「プレシャス」公式サイト

プロメテウスはギリシア神話で人類に「火」をもたらしたとされる神の名で、いわば人類の文化はその「火」から始まった事になっている。

要するに、今日の人類の生活スタイルは全てプロメテウスのおかげという事になる。文字による情報の伝達と知識の蓄積による文化の集大成の上に私達はあぐらをかいているわけだけど、その最初のきっかけが「プロメテウスの火」なのである。

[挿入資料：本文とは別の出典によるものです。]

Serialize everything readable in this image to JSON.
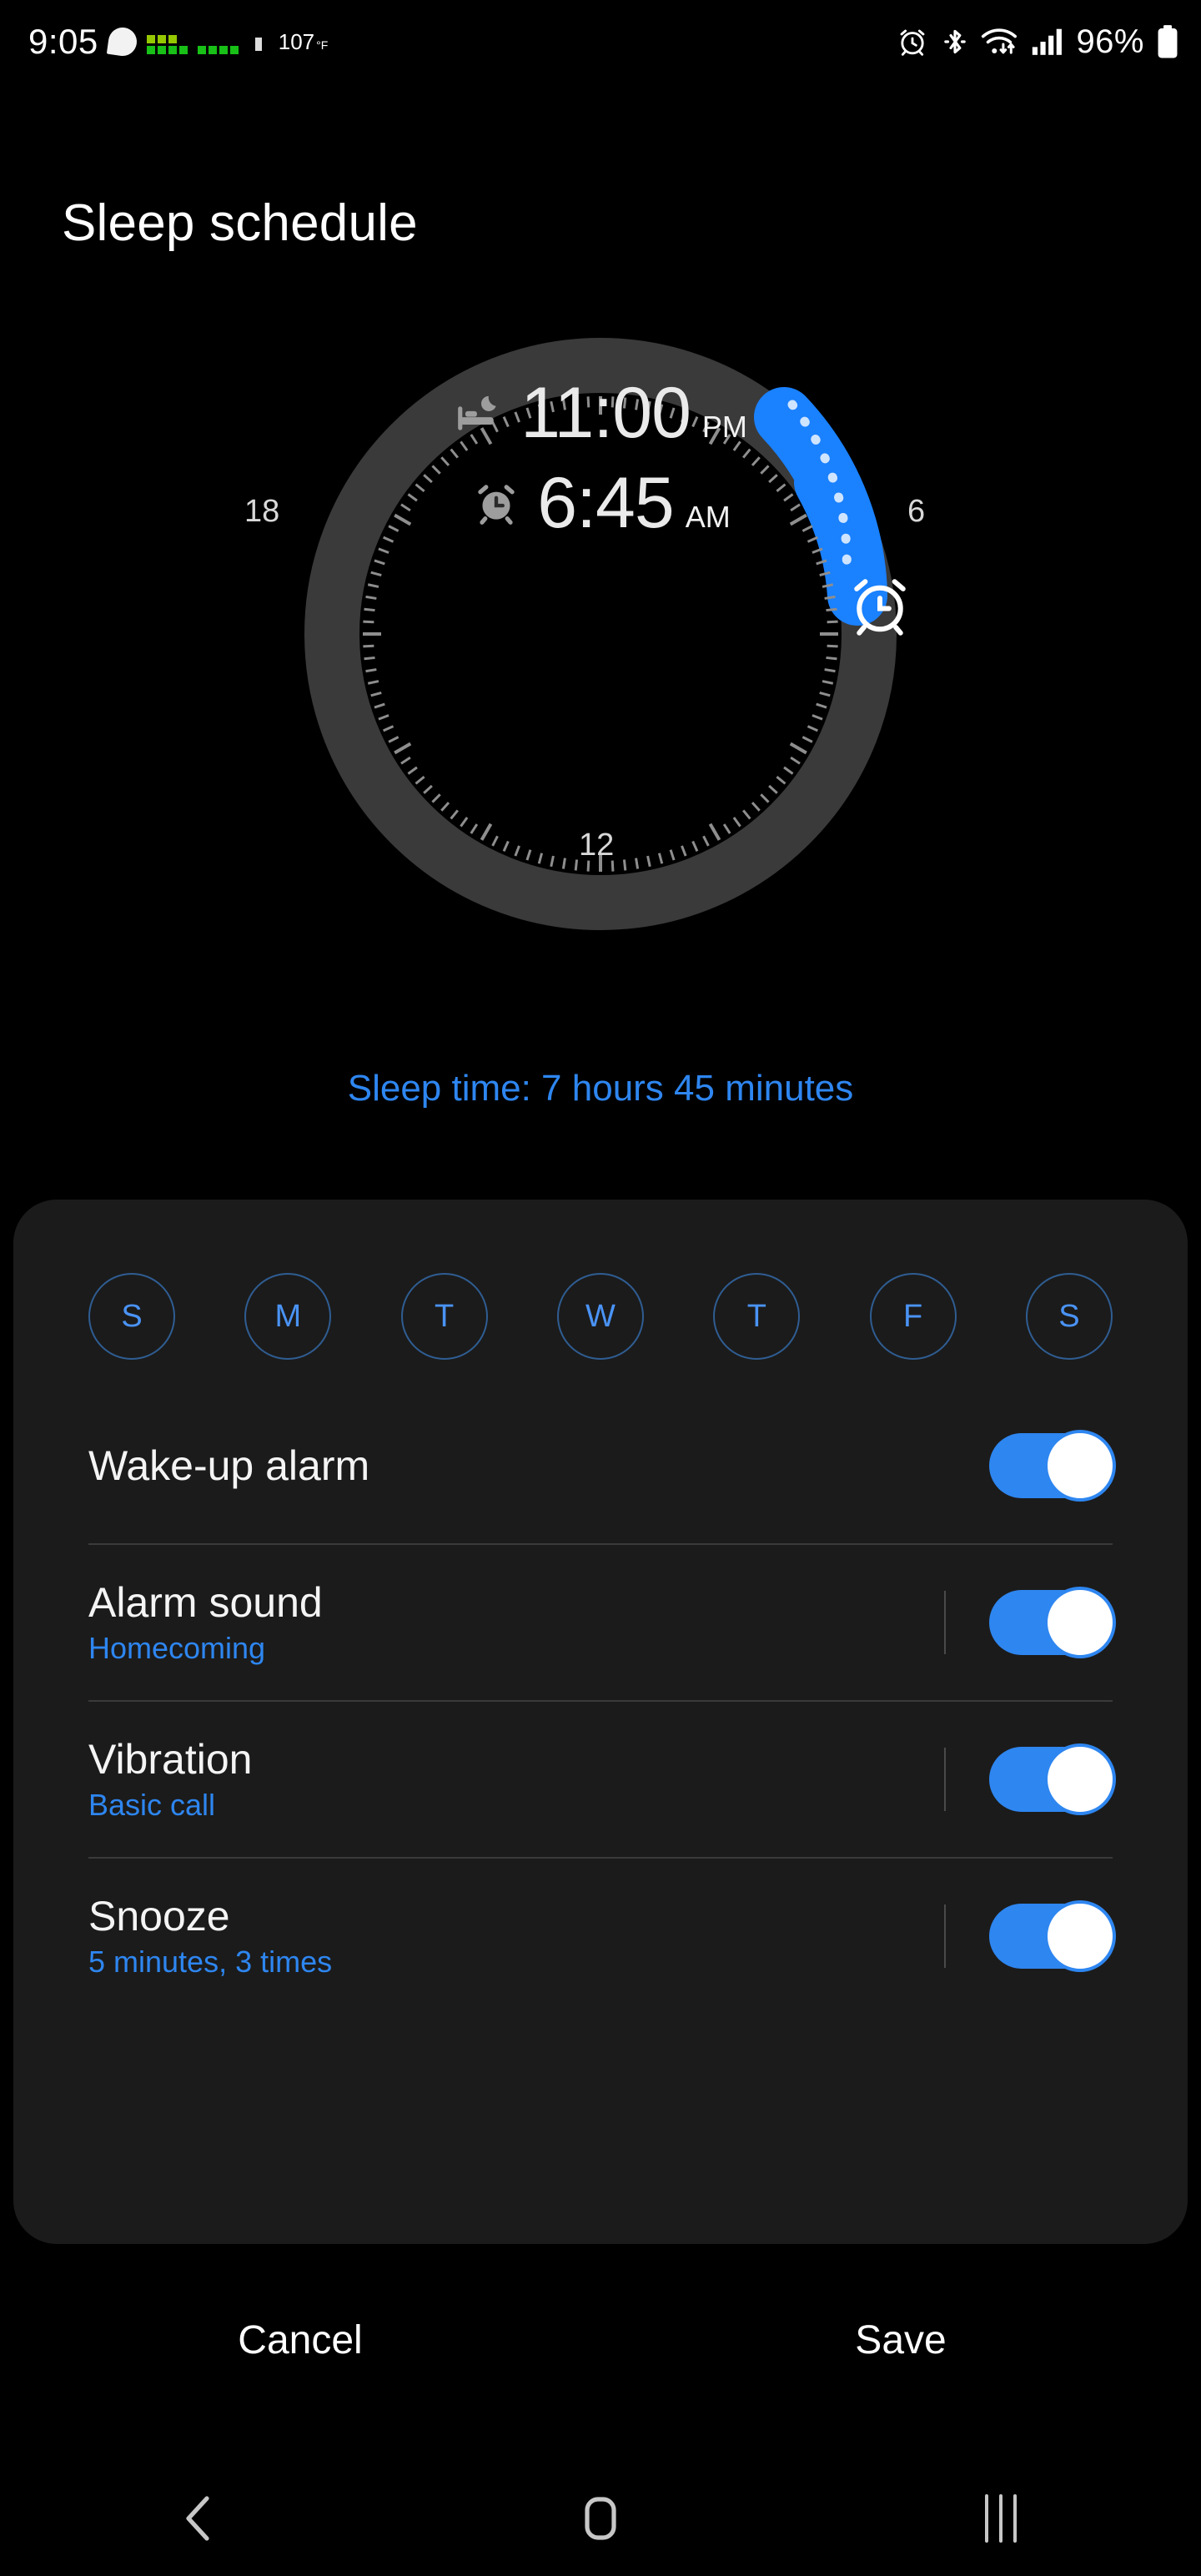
{
  "status_bar": {
    "clock": "9:05",
    "temperature": "107",
    "temperature_unit": "°F",
    "battery_percent": "96%",
    "icons": [
      "message-bubble-icon",
      "signal-dots-icon",
      "cpu-icon",
      "alarm-icon",
      "bluetooth-icon",
      "wifi-icon",
      "cellular-signal-icon",
      "battery-icon"
    ]
  },
  "header": {
    "title": "Sleep schedule"
  },
  "dial": {
    "bedtime_icon": "bed-moon-icon",
    "bedtime": "11:00",
    "bedtime_meridiem": "PM",
    "waketime_icon": "alarm-clock-icon",
    "waketime": "6:45",
    "waketime_meridiem": "AM",
    "hour_labels": {
      "left": "18",
      "right": "6",
      "bottom": "12"
    },
    "handle_icon": "alarm-clock-handle-icon",
    "accent_color": "#1a81ff",
    "track_color": "#3a3a3a"
  },
  "sleep_summary": {
    "text": "Sleep time: 7 hours 45 minutes",
    "color": "#2e86f0"
  },
  "days": [
    {
      "label": "S",
      "name": "sunday",
      "selected": false
    },
    {
      "label": "M",
      "name": "monday",
      "selected": false
    },
    {
      "label": "T",
      "name": "tuesday",
      "selected": false
    },
    {
      "label": "W",
      "name": "wednesday",
      "selected": false
    },
    {
      "label": "T",
      "name": "thursday",
      "selected": false
    },
    {
      "label": "F",
      "name": "friday",
      "selected": false
    },
    {
      "label": "S",
      "name": "saturday",
      "selected": false
    }
  ],
  "settings": [
    {
      "title": "Wake-up alarm",
      "subtitle": "",
      "toggle_on": true,
      "has_divider": false
    },
    {
      "title": "Alarm sound",
      "subtitle": "Homecoming",
      "toggle_on": true,
      "has_divider": true
    },
    {
      "title": "Vibration",
      "subtitle": "Basic call",
      "toggle_on": true,
      "has_divider": true
    },
    {
      "title": "Snooze",
      "subtitle": "5 minutes, 3 times",
      "toggle_on": true,
      "has_divider": true
    }
  ],
  "actions": {
    "cancel_label": "Cancel",
    "save_label": "Save"
  },
  "navbar": {
    "back_icon": "back-chevron-icon",
    "home_icon": "home-square-icon",
    "recents_icon": "recents-bars-icon"
  }
}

けれど今日見たプレシャスの家庭には、そんな文化などカケラもなかった。

もちろんプレシャスも彼女の母も祖母も父も友人も言葉は話すし、1987年という時代のニューヨークで電化製品を使ったり公共交通機関を利用したり市の福祉の対象となるのに必要な書類を書いて提出したりといった事をこなして生活していく事はできている。

それにも関わらず、プレシャスを取り巻く環境には「プロメテウスの火」が行き届いているとは到底言えないのだ。

文明を利便性ではなく社会を如何に上手に維持していくかといった側面でとらえるとしたら、プレシャスの家庭は非常に原始的なものでしかない。そこには様々な宗教がタブーとして人類に禁じてきた最低のルールさえないのである。

プレシャスの家庭を見ていると、人類が社会生活を営み始めたごくごく初期の頃ならばこうだったかもしれないと思ってしまう。或いは核戦争か何かでそれまで築いてきた人類の文明がほとんど滅びてしまった後。すなわち彼女の暮らしている「家族」という名の小さなコミュニティーには、人類が数千年かけて築き上げてきた文化というものがほとんど影響を及ぼしていないのだ。

文化だの文明だのというものはごく当たり前のように自分達の身の回りにあって、私達は常にそれを享受しているつもりになっているが、だがどれだけそれらが一般的かつ普遍的に世間に存在していようとも、個人がそれを身につけるためには何らかの学習が絶対に必要なのである。

これを簡単に言うと、子どもは学校に行って勉強しなければいけないということで、だからこそ義務教育という言葉もあるのだけれど、その重要性と必要性が「プレシャス」を見ると痛い程よくわかる。知識は弱者が自分の身を守る武器なのだ。

OK、確かに知識では弱者が強者に力で勝つことはできない。
しかし力でねじ伏せようとする相手に対し、それは間違っていると言うことはできる。
仮にねじ伏せられたとしても、抗議をした事でそれが自分の本意ではなかったことを主張することができる。
そしてその自己主張が、自分を支配しようとする相手から逃れるための第一歩となるのである。
それができるなら、少なくとも心だけは自由でいられる。

子どもが学校に行かなければいけないのはそのためで、人が学ばなければいけないのは自分が他の誰の意志にも縛られない精神の自由を得るためなのである。そしてさらに大事なのは、自分以外の全ての人も、自分と等しく自由になる権利を持っていて、それを侵害してはいけないのだと学ぶこと。人が「プロメテウスの火」を手に入れてからここに到達するまで何千年もかかったけれど、これが現代文明の礎であるならばきっちりと身につけておかねばならないのである。

教育が何より大切なの、この世に生まれて来た一人一人にこれを教えてあげなければいけないからなのだ。

プレシャスの両親はアメリカの社会の歪みの中でその大事な教育を身につけ損なった人達らしい。それは彼ら個人の罪ではないが、その憤りを弱者にぶつけるのは罪である。

そうやって虐待を受けた者はいとも簡単に自分よりも弱い者に対し同じことをする。虐待の連鎖は続く。それが罪だという事を学んだものがどこかですっぱりやめない限り、虐待は繰り返されるのである。

「プレシャス」は個人の悲惨な境遇とそこからの脱出を描きつつ、それを通じて教育の重要性を訴えている映画である。今はまだ日本人にはピンと来ないかもしれないが、だが日本にだって「プロメテウスの火」が届いてない家庭はたくさんあるのだ。実際、子どもの虐待死のニュースは増え続けているではないか?

「プレシャス」を対岸の火と見なしていてはもう遅い。
プレシャスのような不幸な境遇の子どもを生み出さないように、そして虐待の連鎖を断ち切れるように、私達自身がもう一度人間にとって大事な事を学び直さなくてはならないのだ。